In the example, the twin recognized that scale buildup in the well at 6,000 ft would reach a critical point 3 months down the road, resulting in a 20% decline in production without measures being taken. Using current and historical data from that well along with current and historical production and cost data from similar wells, it ran 540 simulations to find an optimal range of solutions. It provided two remediation options based on effectiveness with 31 offset wells over the previous 6 months: either increase the dosage volume of scale inhibitor or schedule a workover with chemical batch treatment.

Integrating financial information, it predicted that, over the next 3 years, net present value (NPV) for Option 1 would be $1.8 million and the cost for continuous chemical injection would be $27,000/year, while NPV for Option 2 would be $1.5 million using intermittent batch chemical treatment at $20,000/year. Because Option 1 presented a lower risk to production, however, it was selected by the user despite costing slightly more. The twin carried out the command through GE’s upstream asset performance management software.

Growing Pains
As digital twin is still in its early stages of use in the oil and gas industry, companies are still figuring out how to best harness the multifaceted technology. Bailie noted that upstream projects involve different contractors, vendors, and tools, so “interoperability and providing information from one digital environment to another to create your holistic twin becomes difficult.”

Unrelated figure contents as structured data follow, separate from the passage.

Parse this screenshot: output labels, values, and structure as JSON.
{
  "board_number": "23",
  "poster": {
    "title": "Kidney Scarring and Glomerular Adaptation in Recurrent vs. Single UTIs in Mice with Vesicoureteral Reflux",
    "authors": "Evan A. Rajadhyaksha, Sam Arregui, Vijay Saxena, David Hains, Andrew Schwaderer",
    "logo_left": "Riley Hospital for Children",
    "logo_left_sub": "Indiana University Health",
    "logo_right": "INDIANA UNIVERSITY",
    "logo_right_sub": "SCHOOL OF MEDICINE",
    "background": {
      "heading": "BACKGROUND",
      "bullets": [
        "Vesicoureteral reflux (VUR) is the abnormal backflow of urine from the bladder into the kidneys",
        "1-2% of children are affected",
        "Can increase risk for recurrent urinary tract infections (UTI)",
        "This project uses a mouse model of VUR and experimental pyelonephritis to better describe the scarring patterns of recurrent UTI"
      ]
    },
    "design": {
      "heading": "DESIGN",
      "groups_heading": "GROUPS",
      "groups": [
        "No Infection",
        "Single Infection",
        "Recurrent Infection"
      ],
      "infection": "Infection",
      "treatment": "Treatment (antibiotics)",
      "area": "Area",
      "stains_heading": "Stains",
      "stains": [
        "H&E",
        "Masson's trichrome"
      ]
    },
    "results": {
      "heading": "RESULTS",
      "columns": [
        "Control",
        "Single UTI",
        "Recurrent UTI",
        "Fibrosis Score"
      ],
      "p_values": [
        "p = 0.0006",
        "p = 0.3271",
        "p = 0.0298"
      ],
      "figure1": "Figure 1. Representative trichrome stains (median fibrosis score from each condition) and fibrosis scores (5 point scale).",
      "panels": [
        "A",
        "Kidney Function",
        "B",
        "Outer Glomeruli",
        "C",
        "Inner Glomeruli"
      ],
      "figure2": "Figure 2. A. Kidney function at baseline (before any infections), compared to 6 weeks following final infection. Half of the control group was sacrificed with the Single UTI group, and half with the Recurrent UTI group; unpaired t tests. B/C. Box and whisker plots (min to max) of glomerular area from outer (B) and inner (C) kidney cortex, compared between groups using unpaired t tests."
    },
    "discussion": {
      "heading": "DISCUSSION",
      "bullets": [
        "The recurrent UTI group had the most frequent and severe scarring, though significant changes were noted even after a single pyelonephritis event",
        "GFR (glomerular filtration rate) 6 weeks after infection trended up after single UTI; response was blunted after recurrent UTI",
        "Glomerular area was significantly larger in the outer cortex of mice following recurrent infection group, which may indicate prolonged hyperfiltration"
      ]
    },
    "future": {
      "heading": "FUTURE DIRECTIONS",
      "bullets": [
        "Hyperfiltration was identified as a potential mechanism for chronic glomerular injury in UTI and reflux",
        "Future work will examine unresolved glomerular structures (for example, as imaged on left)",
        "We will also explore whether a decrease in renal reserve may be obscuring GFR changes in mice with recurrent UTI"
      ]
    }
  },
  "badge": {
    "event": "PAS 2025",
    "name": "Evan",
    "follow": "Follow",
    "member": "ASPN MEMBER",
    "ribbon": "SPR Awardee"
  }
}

Khan believes change management is the biggest challenge. “We’re doing things differently. We’re doing things in a way which the industry is not necessarily familiar with. The level of collaboration and transparency that the digital twin produces has not been seen in the industry. So we are doing a lump-sum project as if it were a purely reimbursable project, and that is a challenge to both our team and the client’s team.”

Sundararajan has noticed an element of personnel continuing to trust the judgment of humans—their colleagues—over what the model is telling them. This is because they had previously been conditioned to do so and have operated that way for years. On the other hand, some people are inclined to purely trust the model. Somewhere in the middle is optimal, Sundararajan said. He also noted the common challenge of finding a focus for a newly adopted technology. “The pain point early in digital twin is, everything is possible and it’s really hard pick the three things that you could be doing to move the needle vs. the 500 things we want to do,” he said.  

Within BHGE, use of digital twin has become more refined because the cost, time, and engineering effort to create one for an entire machine “doesn’t pay off,” Sundararajan said. “You then start focusing on things that matter, and you make a digital twin of that part in high fidelity, and the rest of that machine doesn’t have to be as high fidelity.” BHGE focuses on a part within a machine that’s more likely to fail than others.

In DNV’s experience, successful client engagement and final deployment of the twin were only possible after giving the client an initial draft minimum viable product (MVP), similar to a first draft of the product that has the required features to demonstrate its usefulness. But Sharma noted that “it is impossible to create drafts for all applications” in the twin to allow a client to see its full potential. Currently, twin models are “limited to modifications of certain MVPs.” He said “an all-encompassing digital twin will bear fruit with more MVPs, client experience, and feedback.”